Motif d’opposition fondé sur l’absence de droit à l’enregistrement – alinéa 12(1)d) de la Loi

[104]       L’Opposante a produit une copie certifiée de l’enregistrement de sa marque déposée illustrée ci‑dessous. J’ai exercé le pouvoir discrétionnaire conféré au registraire pour confirmer l’état de l’enregistrement allégué. Je constate que la marque est toujours « enregistrée », mais que l’enregistrement a fait l’objet d’une procédure de radiation fondée sur l’article 45 [voir BCF, S.E.N.C.R.L. c. Spirits International B.V., 2010 COMC 122 (décision inédite)]. Le registraire a radié l’enregistrement le 11 août 2010 et la Cour fédérale a confirmé la décision du registraire le 30 juin 2011 [voir Spirits International B.V. c. BCF S.E.N.C.R.L. et le Procureur général du Canada, 2011 CF 805 (en appel, dossier no A-357-11)]. Le 28 septembre 2011, l’Opposante a déposé un avis d’appel à la Cour d’appel fédérale pour contester la décision de la Cour fédérale datée du 30 juin 2011. Ainsi, l’enregistrement demeure valide.

RUSSIAN VODKA & DESIGN

[105]       Comme l’Opposante s’est acquittée du fardeau de preuve initial quant à ce motif d’opposition, il incombe maintenant à la Requérante de convaincre le registraire, selon la prépondérance des probabilités, qu’il n’existe aucune probabilité raisonnable de confusion entre la Marque et la marque déposée de l’Opposante.

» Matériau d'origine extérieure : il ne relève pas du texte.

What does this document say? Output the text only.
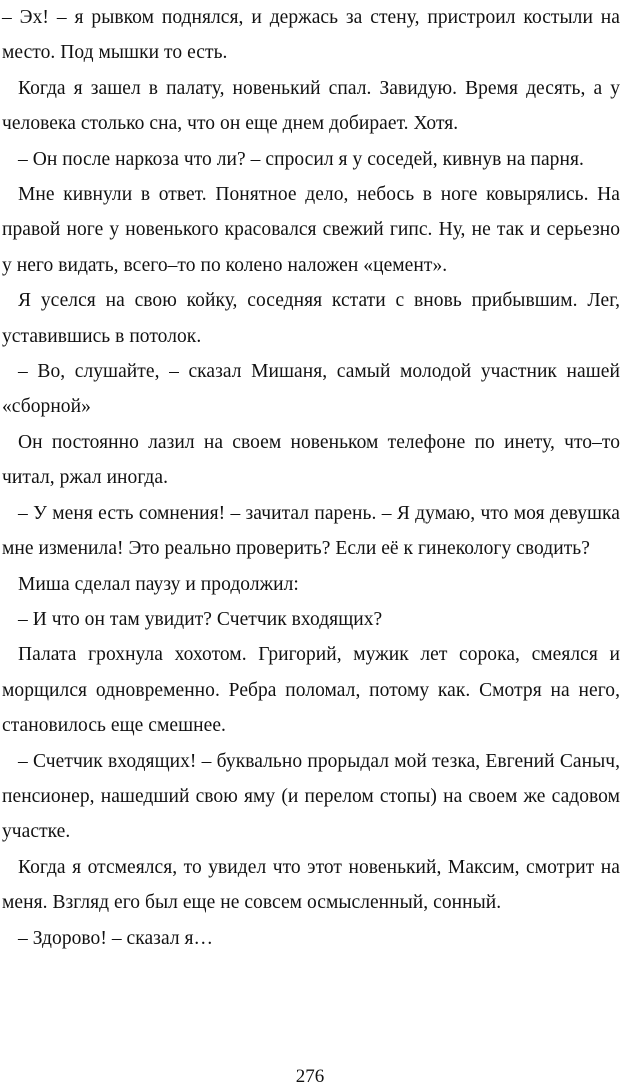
– Эх! – я рывком поднялся, и держась за стену, пристроил костыли на место. Под мышки то есть.

Когда я зашел в палату, новенький спал. Завидую. Время десять, а у человека столько сна, что он еще днем добирает. Хотя.

– Он после наркоза что ли? – спросил я у соседей, кивнув на парня.

Мне кивнули в ответ. Понятное дело, небось в ноге ковырялись. На правой ноге у новенького красовался свежий гипс. Ну, не так и серьезно у него видать, всего–то по колено наложен «цемент».

Я уселся на свою койку, соседняя кстати с вновь прибывшим. Лег, уставившись в потолок.

– Во, слушайте, – сказал Мишаня, самый молодой участник нашей «сборной»

Он постоянно лазил на своем новеньком телефоне по инету, что–то читал, ржал иногда.

– У меня есть сомнения! – зачитал парень. – Я думаю, что моя девушка мне изменила! Это реально проверить? Если её к гинекологу сводить?

Миша сделал паузу и продолжил:

– И что он там увидит? Счетчик входящих?

Палата грохнула хохотом. Григорий, мужик лет сорока, смеялся и морщился одновременно. Ребра поломал, потому как. Смотря на него, становилось еще смешнее.

– Счетчик входящих! – буквально прорыдал мой тезка, Евгений Саныч, пенсионер, нашедший свою яму (и перелом стопы) на своем же садовом участке.

Когда я отсмеялся, то увидел что этот новенький, Максим, смотрит на меня. Взгляд его был еще не совсем осмысленный, сонный.

– Здорово! – сказал я…

276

[106]       Le test en matière de confusion est celui de la première impression et du souvenir imparfait. Le paragraphe 6(2) de la Loi prévoit que l’emploi d’une marque de commerce crée de la confusion avec une autre marque de commerce lorsque l’emploi des deux marques de commerce dans la même région serait susceptible de faire conclure que les marchandises liées à ces marques de commerce sont fabriquées, vendues, données à bail ou louées, ou que les services liés à ces marques sont loués ou exécutés, par la même personne, que ces marchandises ou ces services soient ou non de la même catégorie générale.

[107]       Dans l’application du test en matière de confusion, le registraire doit tenir compte de toutes les circonstances de l’espèce, y compris celles précisément énumérées au paragraphe 6(5) de la Loi, à savoir : a) le caractère distinctif inhérent des marques de commerce et la mesure dans laquelle elles sont devenues connues; b) la période pendant laquelle les marques de commerce ont été en usage; c) le genre de marchandises, services ou entreprises; d) la nature du commerce; e) le degré de ressemblance entre les marques de commerce dans la présentation ou le son, ou dans les idées qu’elles suggèrent. Le poids qu’il convient d’accorder à chacun de ces facteurs n’est pas forcément le même. [Voir, en général, Mattel, Inc. c. 3894207 Canada Inc. (2006), 49 C.P.R. (4th) 321 (C.S.C.).]

Alinéa 6(5)a) – le caractère distinctif inhérent des marques de commerce et la mesure dans laquelle elles sont devenues connues

[108]       La preuve semble indiquer que la Marque est le nom d’une rivière située à Moscou. Toutefois, rien ne permet de croire que le Canadien moyen le sache; en fait, celui‑ci pourrait tout aussi bien penser qu’il s’agit d’un mot inventé.

[109]       L’Opposante s’est désistée du droit à l’usage exclusif des mots figurant dans sa marque déposée, à l’exception des mots MOSKOVSKAYA et OSOBAYA qui sont des mots inventés.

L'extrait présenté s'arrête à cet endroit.